A guide to starting to trade in foreign currencies

Forex or the foreign exchange market is the largest (and oldest) financial market. Some $4 trillion is traded every day, 10 times mores than any stock market around the globe. It is a market which is open 24 hours a day, unlike the stock market, and because it is no longer dominated by large banks and dealers anyone can trade today at any time of day or night. This is because brokers are now able to break down the larger inter-bank units into smaller units which are then offered to smaller dealers.

What is forex?


Forex trading is a relatively straightforward matter of trading one currency against another. Traders aim to buy when the value of one currency compared to its partner is low and to sell it when the value has increased.
The currencies most frequently traded are the US dollar, the pound sterling, the euro and the yen. A successful trade is one where the trader predicts correctly that his or her chosen currency will rise in value against another. For example, he might predict that the US dollar is about to gain value against the pound. He will then buy US dollars with pound sterling and sell them again when the exchange rate of the two currencies rises and so makes a profit.

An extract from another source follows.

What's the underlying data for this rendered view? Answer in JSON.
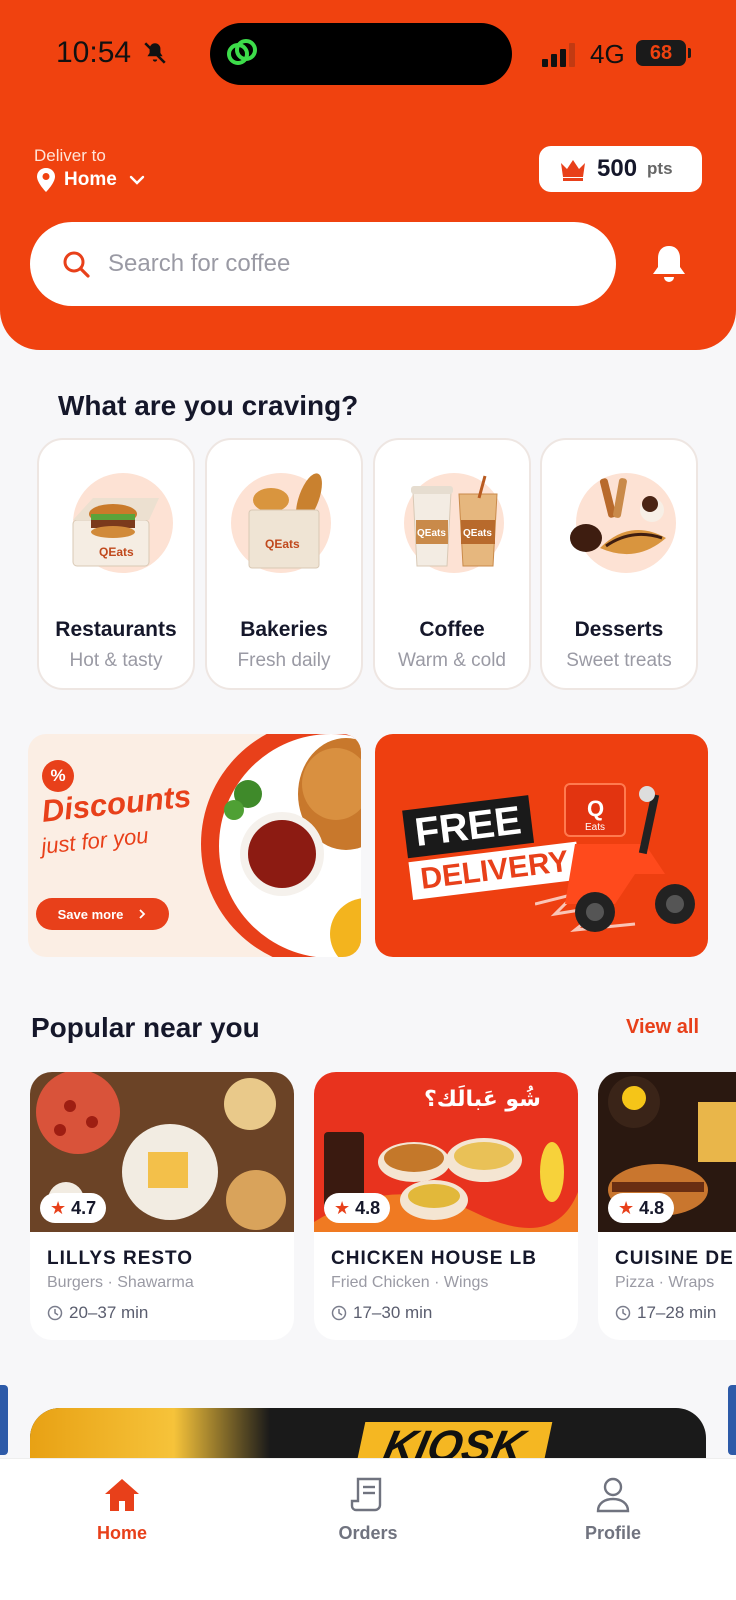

The trick of course is to guess which currency is likely to rise in value and all traders therefore pay very close attention to the money markets. The most commonly traded pairs of currencies are the euro against the US dollar, the US dollar against the Japanese yen, the British pound against the US dollar and the US dollar against the Swiss franc.

Forex trading is particularly popular today because it is possible to make a profit whether your own currency falls or rises in value.

Choosing the best platform

The first step to take when trading in foreign currencies is to pick a platform to work with. The iforex platform is simple to use and offers plenty of support to the novice trader. If you would like to start trading with iforex for the first time, the best advice you can find will encourage you to open a demo account in order to learn the ropes.  Setting up a demo account will enable you to find out how the platform you have chosen works. Spend as much time as you can educating yourself so that you are familiar with the language of forex trading. Once you feel you have a firm grip on the notion of leverage, pips, open trades and margin requirements, being to trade with your demo account. Only risk real money when you find that you are consistently making a profit on the demo.

The benefit of leverage trading is that it is possible to trade large positions with a relatively small amount of money in your forex account. Profits can therefore be amplified which is what makes forex trading so attractive to many. However, it must always be remembered that losses can be also be amplified and that leverage can and often does lead to the loss of large sums.